I don't have written proof, but as we see on daily basis. Many
vulnerabilities discovered everyday due to these cases. That`s why I
thought what if we disable such type of extensions which used quite some
time.I already know and observe the point which you have said, But i was
also trying to think from developer point of view.
In those cases developer should be aware about these things which can
prevent this type of cases.
Have a great day
Nice to talk with you.
Cheers
On Wed, Sep 2, 2015 at 12:16 AM, Ondřej Surý <ondrej@sury.org> wrote:
> Yeah, making a snarky comments always helped a discussion.
>
> The snippet you pasted from Wolf CMS also doesn't protect against .php5
> extension which is also configured by default. That's why relying on such
> poor security measure could never work and only shows a poor security
> design on the application side. The default PHP configuration cannot
> protect against poorly coded PHP applications. Disabling .phtml by default
> would do more harm than good because it would render all webpages that
> still have .phtml extensions unoperable.
>
> Also according to the same logic because Wolf CMS isn't protected against
> .php5 we should disable the .php5 extension?
>
> This needs to be fixed in the applications, so the user uploaded scripts
> could never be executed directly or through some dynamic include.
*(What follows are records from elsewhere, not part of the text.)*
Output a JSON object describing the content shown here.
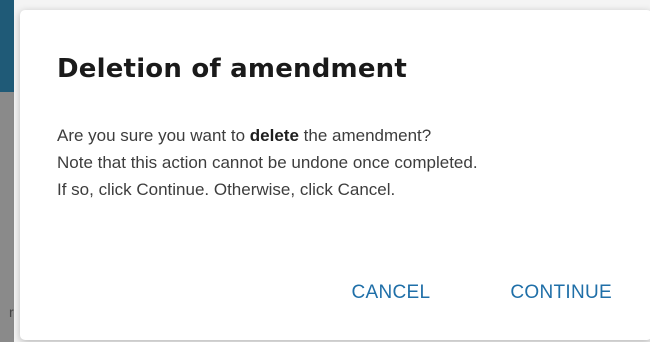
{
  "dialog": {
    "title": "Deletion of amendment",
    "body": {
      "line1_prefix": "Are you sure you want to ",
      "line1_bold": "delete",
      "line1_suffix": " the amendment?",
      "line2": "Note that this action cannot be undone once completed.",
      "line3": "If so, click Continue. Otherwise, click Cancel."
    },
    "actions": {
      "cancel_label": "CANCEL",
      "continue_label": "CONTINUE"
    }
  },
  "background": {
    "partial_letter": "r"
  },
  "colors": {
    "accent": "#1f6fa8",
    "backdrop_strip_top": "#1f5a77",
    "backdrop_strip_rest": "#8a8a8a"
  }
}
That's
> what I would call security.
>
>
> more then hundreds or more
>
>
> There's this thing called evidence, so unless you are ready to provide
> evidence for such blatant claim, please calm down and don't exaggerate.
>
> Please calm down, think about what I wrote, and don't respond if you are
> still angry.
>
> Ondrej
>
> On Tue, Sep 1, 2015, at 20:14, Narendra Bhati wrote:
>
> Thanks, Ondřej
>
> BTW there are many web applications which relay on this.Actually not many
> there are more then hundreds or more.
> Thanks for the quick response. Nice to talk with you.
> Cheers To Security (y)
>
> On Tue, Sep 1, 2015 at 11:38 PM, Ondřej Surý <ondrej@sury.org> wrote:
>
>
> Hi again,
>
> it's Wolf CMS that needs to be fixed to no rely on false security that
> depends on file extensions.
>
> Cheers,
> Ondrej
>
> On Tue, Sep 1, 2015, at 19:00, Narendra Bhati wrote:
>
> Hello Ondřej
>
> I understand your concern. But my i was pointing out in a different
> scenario. Like many Web Application lets take an exmaple of Wolf CMS
>
> They have made some changes on invalid/malicious file upload extensions as
> below
>
> + if (in_array($ext, ['php', 'php3', 'php4', 'inc'])) {
> + Flash::set('error', __('Not allowed to upload files with
> extension :ext', $ext));
> + redirect(get_url('plugin/file_manager/browse/'));
>
> Now as you can see here user can upload files and can access them
> directly.Now here developer has not included "phtml" as a part of
> invalid/malicious
> file and if the web server Debian Configuration is allowing user to
> execute "phtml" as "php" then finish.Now as an attacker we can try to
> upload malicious file with different extensions so according to debian
> configuration if server is set to execute such type of extensions..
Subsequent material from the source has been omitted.